See a literate document in action

The literate programming document that created this entire blog post can be downloaded by clicking the Source link at that top of this page.

Footnotes:

1

It isn't possible to mix markdown and \(LaTeX\) in the same document (except for math environments).

2

Emacs Org Mode table editing is an amazing feature in its own right and is significantly better than other tabling methods considered here.

3

Jupyter's markdown implementation rules out footnotes, though it may be possible to use pure \(LaTeX\) cells for linking sections in a document.

4

Stata Markdoc allows for either \(LaTeX\) or Markdown for writing content. The \(LaTeX\) documents looks alot better in my opinion.

5

R Markdown combined with the package stargazer can produce article-quality pdf documents.

6

Pandas and other packages, allow for \(LaTeX\) output of tables, leading to high quality tables.

7

Jupyter Notebook is written as an html centric tool and sometimes the pdf output isn't as good as R Markdown or Emacs Org Mode.

8

Without some tinkering uses batch mode in R Markdown, which does successfully run code cells, but each cell is run independently (so you can't access work or loaded data from other stata code cells).

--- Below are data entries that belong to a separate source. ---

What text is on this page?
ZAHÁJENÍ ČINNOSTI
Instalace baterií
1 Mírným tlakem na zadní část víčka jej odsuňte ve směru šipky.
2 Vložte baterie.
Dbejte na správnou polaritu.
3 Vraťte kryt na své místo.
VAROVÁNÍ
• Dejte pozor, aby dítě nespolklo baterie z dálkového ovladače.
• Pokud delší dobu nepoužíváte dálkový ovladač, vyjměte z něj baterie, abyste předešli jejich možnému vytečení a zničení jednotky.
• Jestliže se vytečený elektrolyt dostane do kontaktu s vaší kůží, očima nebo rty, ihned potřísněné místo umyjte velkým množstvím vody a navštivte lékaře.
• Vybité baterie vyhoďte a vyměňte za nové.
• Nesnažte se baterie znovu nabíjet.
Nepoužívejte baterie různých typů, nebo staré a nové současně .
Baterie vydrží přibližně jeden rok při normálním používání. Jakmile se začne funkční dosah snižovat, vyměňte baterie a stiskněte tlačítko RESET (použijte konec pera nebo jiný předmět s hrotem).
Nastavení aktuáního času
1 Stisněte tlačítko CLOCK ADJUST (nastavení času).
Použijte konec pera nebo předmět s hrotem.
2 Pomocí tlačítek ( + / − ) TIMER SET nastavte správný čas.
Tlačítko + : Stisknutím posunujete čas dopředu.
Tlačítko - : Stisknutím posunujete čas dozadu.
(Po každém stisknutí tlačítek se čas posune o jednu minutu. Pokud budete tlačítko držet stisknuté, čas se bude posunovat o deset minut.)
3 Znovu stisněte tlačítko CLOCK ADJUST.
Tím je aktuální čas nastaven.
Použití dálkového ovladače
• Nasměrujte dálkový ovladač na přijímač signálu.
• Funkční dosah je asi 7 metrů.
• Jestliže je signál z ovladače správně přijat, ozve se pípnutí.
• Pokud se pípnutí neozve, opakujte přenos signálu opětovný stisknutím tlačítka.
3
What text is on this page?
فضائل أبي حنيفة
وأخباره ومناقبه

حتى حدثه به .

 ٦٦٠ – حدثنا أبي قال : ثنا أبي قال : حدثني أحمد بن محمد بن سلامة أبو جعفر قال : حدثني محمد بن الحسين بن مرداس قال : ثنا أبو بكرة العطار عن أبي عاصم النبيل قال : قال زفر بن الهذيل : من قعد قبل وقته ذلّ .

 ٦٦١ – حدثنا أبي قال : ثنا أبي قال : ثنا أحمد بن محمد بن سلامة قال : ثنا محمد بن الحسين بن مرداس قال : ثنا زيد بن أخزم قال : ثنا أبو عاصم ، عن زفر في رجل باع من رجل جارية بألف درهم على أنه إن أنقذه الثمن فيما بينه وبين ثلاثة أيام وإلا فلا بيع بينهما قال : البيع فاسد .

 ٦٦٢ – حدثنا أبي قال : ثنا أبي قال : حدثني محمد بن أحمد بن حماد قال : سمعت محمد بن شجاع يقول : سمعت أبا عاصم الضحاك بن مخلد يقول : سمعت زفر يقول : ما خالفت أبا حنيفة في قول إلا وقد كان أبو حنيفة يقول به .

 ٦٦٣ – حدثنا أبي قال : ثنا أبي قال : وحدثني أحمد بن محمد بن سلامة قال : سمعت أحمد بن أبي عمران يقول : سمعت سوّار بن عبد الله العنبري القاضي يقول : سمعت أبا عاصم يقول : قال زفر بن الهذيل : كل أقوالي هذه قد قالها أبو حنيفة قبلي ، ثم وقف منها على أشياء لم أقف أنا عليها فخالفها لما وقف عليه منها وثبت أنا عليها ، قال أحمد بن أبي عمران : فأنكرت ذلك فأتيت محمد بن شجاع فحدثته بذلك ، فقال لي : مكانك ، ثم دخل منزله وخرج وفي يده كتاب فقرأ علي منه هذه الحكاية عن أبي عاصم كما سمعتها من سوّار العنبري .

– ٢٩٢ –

See this example for how to link work across code cells, although I don't think it is a very workable solution. Also, there is no syntax highliting for Stata inside RStudio and the RMarkdown file.

9

You need the Stata Console and/or Batch Mode Capabilities which may or may not be included with your version of Stata.

10

Using Ipystata it is possible to run Stata commands in the Jupyter Notebooks. However, OSX and Linux users must use the much more restrictive "Batch Mode", which like R Markdown running stata means that Stata code cells must run independently and can't access work from other code cells.

11

I haven't personally tried to use these languages in RMarkdown.

12

The Jupyter Notebook is super easy to share with colleagues since it contains images embedded in it. This makes versioning less efficient.

13

Org Ref is a great reference tool for Org Mode.

14

Here I mean that the package isn't frozen during execution of computationally expensive code-blocks, so you can proceed with writing.

15

Only python has asynchronous support in Org Mode.

16

A good writeup of the non-standard ways Stata treats output is found here and illustrates the issues the research community has trying to adapt Stata into a literate programming tool.

17

When you run stata code as an SRC block in Emacs Org Mode, both the command and the results are reported as output.

18

Note, since you aren't using the Stata Graphical User Interface, you won't have access to the display window (instead, use list) or the variable window (instead use describe).

19

If exporting to pdf, it is possible to export a latex table using esttab and have it embedded in our document. The stars in esttab output, unfortunately, causes problems when exporting to either pdf or html.